Ölümcül kadın düşmanlığının endişe verici boyutlara ulaşması, Meksika'daki feminist hareketin son yıllarda ivme kazanmasına ve toplumsal bir ayaklanmaya dönüşmesine yol açtı.
Meksika'da her yıl yüzlerce kadın cinayete kurban ediyorFotoğraf: Eyepix/NurPhoto/picture alliance
DW'nin görüşlerine başvurduğu, toplumsal cinsiyete dayalı şiddet konusunda uzman olan ABD'li avukat Julie Goldscheid, kadınların seslerini duyurmasının önemine vurgu yapıyor:
"Kadın cinayetlerine ve toplumsal cinsiyete dayalı şiddetin diğer biçimlerine karşı düzenlenen kitlesel protestolar, kamuoyunun bilinçlendirilmesinde ve sorumlulardan hesap sorulmasında önemli bir rol oynuyor."
Şu anda pek çok Meksikalı'nın gözü, Haziran ayında ülkenin ilk kadın cumhurbaşkanı seçilen Claudia Sheinbaum'un üzerinde. Sheinbaum, kadınları daha iyi koruyacak yasal düzenlemeler yapılacağı sözünü verdi.
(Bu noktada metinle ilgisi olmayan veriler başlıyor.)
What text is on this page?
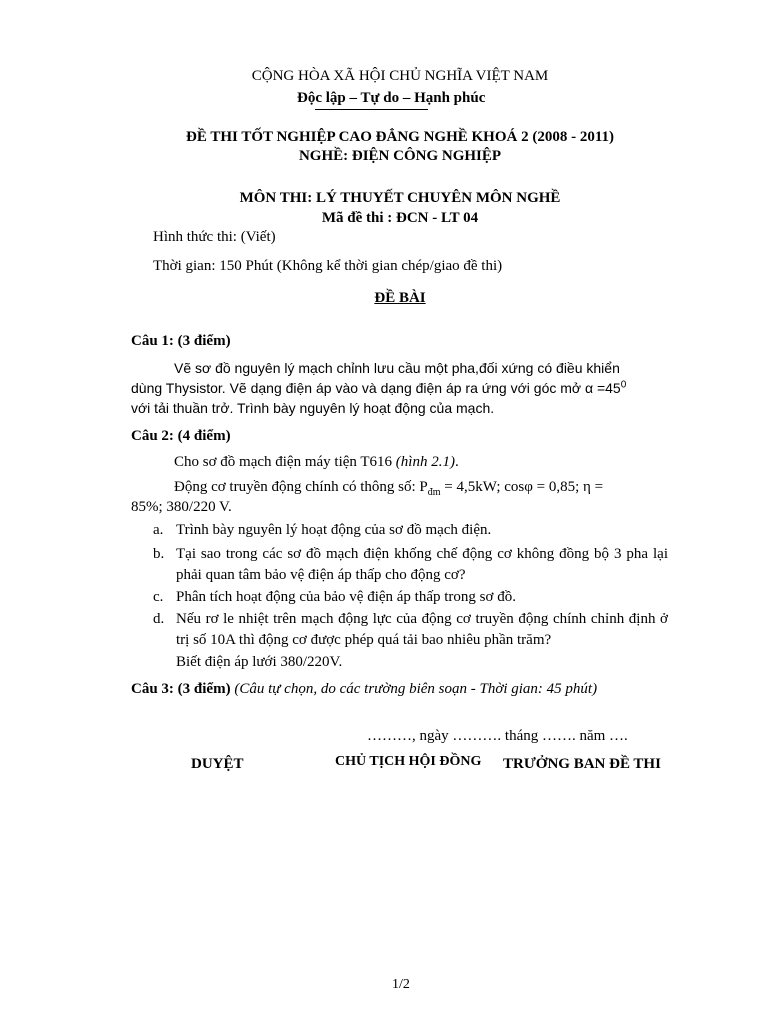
CỘNG HÒA XÃ HỘI CHỦ NGHĨA VIỆT NAM
Độc lập – Tự do – Hạnh phúc
ĐỀ THI TỐT NGHIỆP CAO ĐẲNG NGHỀ KHOÁ 2 (2008 - 2011)
NGHỀ: ĐIỆN CÔNG NGHIỆP
MÔN THI: LÝ THUYẾT CHUYÊN MÔN NGHỀ
Mã đề thi : ĐCN - LT 04
Hình thức thi: (Viết)
Thời gian: 150 Phút (Không kể thời gian chép/giao đề thi)
ĐỀ BÀI
Câu 1: (3 điểm)
Vẽ sơ đồ nguyên lý mạch chỉnh lưu cầu một pha,đối xứng có điều khiển
dùng Thysistor. Vẽ dạng điện áp vào và dạng điện áp ra ứng với góc mở $\alpha =45^0$
với tải thuần trở. Trình bày nguyên lý hoạt động của mạch.
Câu 2: (4 điểm)
Cho sơ đồ mạch điện máy tiện T616 (hình 2.1).
Động cơ truyền động chính có thông số: $P_{đm} = 4,5kW$; cosφ = 0,85; η =
85%; 380/220 V.
a. Trình bày nguyên lý hoạt động của sơ đồ mạch điện.
b. Tại sao trong các sơ đồ mạch điện khống chế động cơ không đồng bộ 3 pha lại phải quan tâm bảo vệ điện áp thấp cho động cơ?
c. Phân tích hoạt động của bảo vệ điện áp thấp trong sơ đồ.
d. Nếu rơ le nhiệt trên mạch động lực của động cơ truyền động chính chỉnh định ở trị số 10A thì động cơ được phép quá tải bao nhiêu phần trăm?
Biết điện áp lưới 380/220V.
Câu 3: (3 điểm) (Câu tự chọn, do các trường biên soạn - Thời gian: 45 phút)
………, ngày ………. tháng ……. năm ….
DUYỆT	CHỦ TỊCH HỘI ĐỒNG TRƯỞNG BAN ĐỀ THI
1/2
Almanya: Hâlâ yapılacak çok şey var
Almanya'da kadınlar 2013 yılında cinsiyetçilik ve şiddet deneyimlerini X (o zamanki adıyla Twitter) üzerinden paylaşmak için #aufschrei (haykırış) etiketini kullanmaya başlamıştı. Kadın gazetecilerin konuyla ilgili bir dizi haber ve makalesiyle de desteklenen bu kampanya, Alman toplumunda konunun daha geniş bir kitle tarafından tartışılmasına neden oldu. Bu tartışmalar neticesinde gerek toplumda gerekse politikada oluşan farkındalık, müteakip yıllarda bir dizi düzenlemeyi de beraberinde getirdi. Örneğin "ertesi gün hapı" olarak adlandırılan ve cinsel birliktelik sonrası hamile kalmayı önleyen doğum kontrol hapı, 2015'ten bu yana Almanya'da reçetesiz satılıyor. Ayrıca cinsel suçlar mevzuatı da 2016'da yeniden düzenlendi.
BM Kadın Birimi Almanya Başkanı Elke Ferner bu durumu şöyle açıklıyor:
"'Hayır, hayır demektir' ilkesi, daha önce tecavüz olarak kabul edilmeyen suçların artık tecavüz olarak cezalandırılması anlamına geliyor. Önceden, bir kadın şokta olduğu ya da başkalarını tehlikeye atmak istemediği için açıkça 'hayır' demediğinde, bunu tecavüz olarak sınıflandırmak daha zordu. Diğer taraftar, o dönemde de tartışılan 'evet, evet demektir' ilkesi, açık bir retten ziyade açık bir rıza varsayımı içerdiğinden daha doğru ve net bir ifade olurdu."